In turn, a source in the aerospace industry has told Sputnik that the living quarters had burnt in the atmosphere after the launch failure.

On Thursday, an accident occurred during the liftoff of a Soyuz-FG launch vehicle carrying the Soyuz MS-10 spacecraft with two new members of the International Space Station (ISS) crew on board – Russian cosmonaut Alexey Ovchinin and NASA astronaut Nick Hague. The crew has safely returned to Earth in a jettisoned escape capsule.

The incident became the first failure of a manned space launch in modern Russian history. The crash is being investigated by a special commission of Russia's space agency Roscosmos. All manned launches from Baikonur Cosmodrome have been suspended until the commission finds out the causes of the failure.

earlier report

First 3D Bioprinter Bound for ISS Destroyed in Soyuz Accident – Source

The first 3D bioprinter that was to be launched into space was incinerated on Thursday after a Soyuz spacecraft crashed due to a malfunction during liftoff, a source in the rocket and space industry told Sputnik on Friday.

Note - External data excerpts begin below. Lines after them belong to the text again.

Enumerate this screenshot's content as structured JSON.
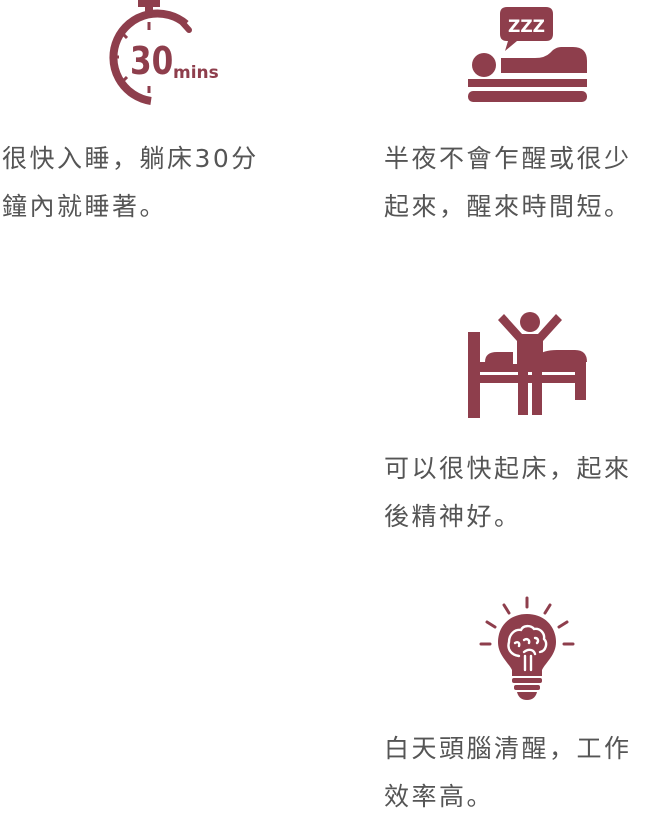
{
  "accent_color": "#8e3e4c",
  "items": [
    {
      "icon": "stopwatch-30-mins-icon",
      "icon_number": "30",
      "icon_unit": "mins",
      "lines": [
        "很快入睡，躺床30分",
        "鐘內就睡著。"
      ]
    },
    {
      "icon": "sleeping-in-bed-zzz-icon",
      "icon_text": "ZZZ",
      "lines": [
        "半夜不會乍醒或很少",
        "起來，醒來時間短。"
      ]
    },
    {
      "icon": "person-waking-up-bed-icon",
      "lines": [
        "可以很快起床，起來",
        "後精神好。"
      ]
    },
    {
      "icon": "brain-lightbulb-icon",
      "lines": [
        "白天頭腦清醒，工作",
        "效率高。"
      ]
    }
  ]
}
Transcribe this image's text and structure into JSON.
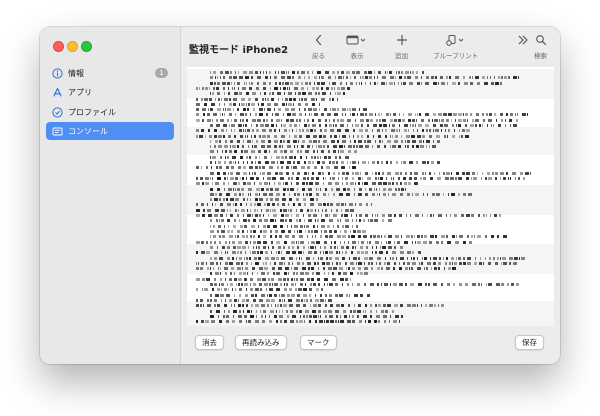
{
  "window": {
    "title": "監視モード iPhone2"
  },
  "sidebar": {
    "items": [
      {
        "label": "情報",
        "icon": "info-icon",
        "badge": "1",
        "selected": false
      },
      {
        "label": "アプリ",
        "icon": "app-store-icon",
        "selected": false
      },
      {
        "label": "プロファイル",
        "icon": "profile-icon",
        "selected": false
      },
      {
        "label": "コンソール",
        "icon": "console-icon",
        "selected": true
      }
    ]
  },
  "toolbar": {
    "back_label": "戻る",
    "view_label": "表示",
    "add_label": "追加",
    "blueprint_label": "ブループリント",
    "search_label": "検索"
  },
  "bottom_bar": {
    "clear_label": "消去",
    "reload_label": "再読み込み",
    "mark_label": "マーク",
    "save_label": "保存"
  },
  "colors": {
    "accent": "#4f8ef3",
    "sidebar_bg": "#e8e8e8",
    "toolbar_bg": "#ececec",
    "console_band": "#f5f5f5"
  }
}
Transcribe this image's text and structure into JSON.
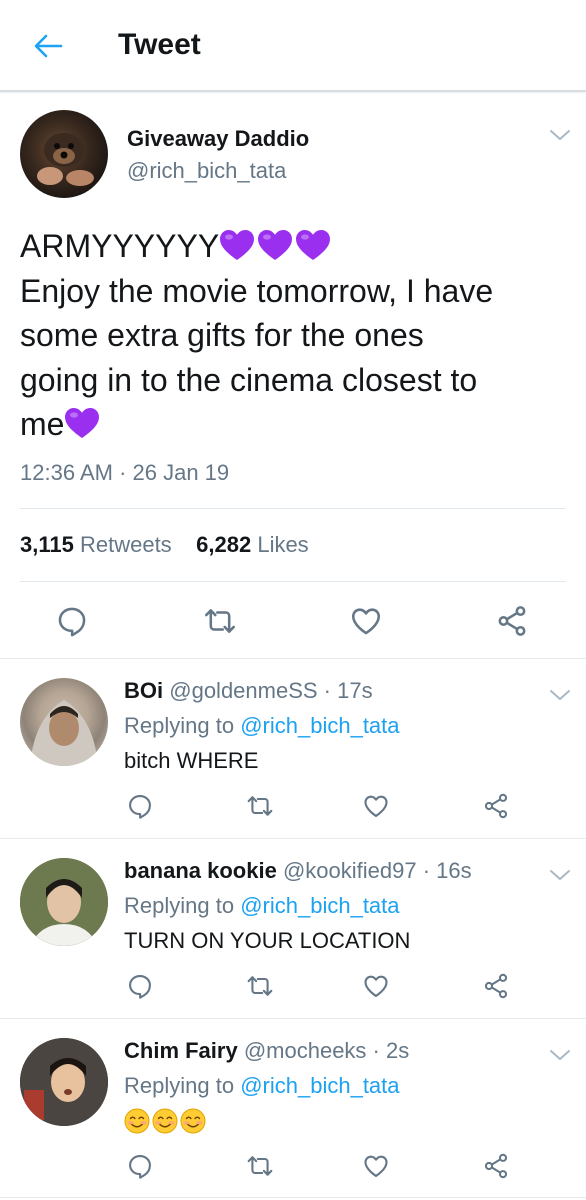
{
  "header": {
    "title": "Tweet",
    "back_icon": "arrow-left-icon"
  },
  "colors": {
    "accent": "#1da1f2",
    "text": "#14171a",
    "muted": "#657786",
    "divider": "#e1e8ed",
    "heart_emoji": "#9b2ff0"
  },
  "main_tweet": {
    "author_name": "Giveaway Daddio",
    "author_handle": "@rich_bich_tata",
    "text_lines": [
      "ARMYYYYYY",
      "Enjoy the movie tomorrow, I have",
      "some extra gifts for the ones",
      "going in to the cinema closest to",
      "me"
    ],
    "emoji": [
      "purple-heart",
      "purple-heart",
      "purple-heart",
      "purple-heart"
    ],
    "timestamp": "12:36 AM · 26 Jan 19",
    "retweets_count": "3,115",
    "retweets_label": "Retweets",
    "likes_count": "6,282",
    "likes_label": "Likes"
  },
  "replies": [
    {
      "name": "BOi",
      "meta": "@goldenmeSS · 17s",
      "replying_prefix": "Replying to",
      "replying_handle": "@rich_bich_tata",
      "text": "bitch WHERE"
    },
    {
      "name": "banana kookie",
      "meta": "@kookified97 · 16s",
      "replying_prefix": "Replying to",
      "replying_handle": "@rich_bich_tata",
      "text": "TURN ON YOUR LOCATION"
    },
    {
      "name": "Chim Fairy",
      "meta": "@mocheeks · 2s",
      "replying_prefix": "Replying to",
      "replying_handle": "@rich_bich_tata",
      "text": "",
      "emoji": [
        "smiling-face",
        "smiling-face",
        "smiling-face"
      ]
    }
  ],
  "action_icons": [
    "reply-icon",
    "retweet-icon",
    "like-icon",
    "share-icon"
  ]
}
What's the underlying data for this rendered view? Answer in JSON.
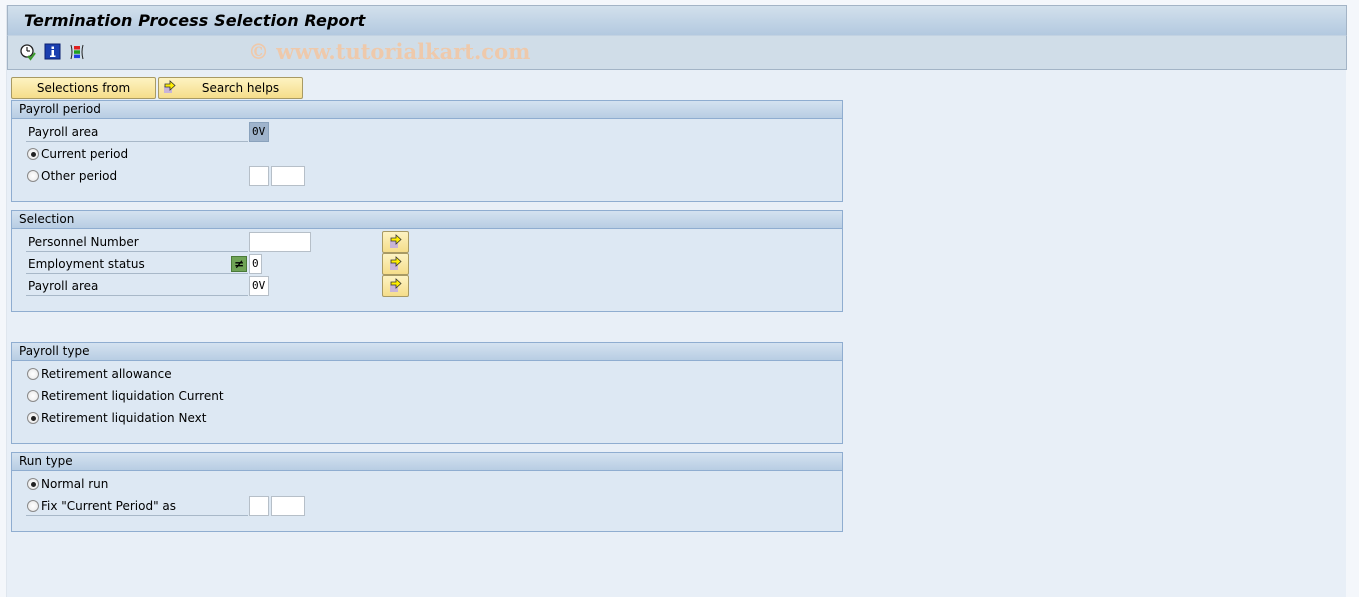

"The bioprinter was in the habitation module, which jettisoned from the escape capsule of the Soyuz MS-10 spacecraft and fully burnt," the source said.

Earlier this week, Yousef Hesuani, a co-founder and managing partner of the company that produced the bioprinter, told Sputnik that the unique bioprinter, called OrganAut, would be delivered by the Soyuz MS-10 spacecraft to the ISS for the world's first experiment on printing organs in space.

On Thursday, an accident occurred during the launch of a Soyuz-FG launch vehicle carrying the Soyuz MS-10 spacecraft with two new International Space Station (ISS) crew members on board. Russian cosmonaut Alexey Ovchinin and NASA astronaut Nick Hague safely returned to Earth in a jettisoned escape capsule. The precise cause of the incident has still not been announced.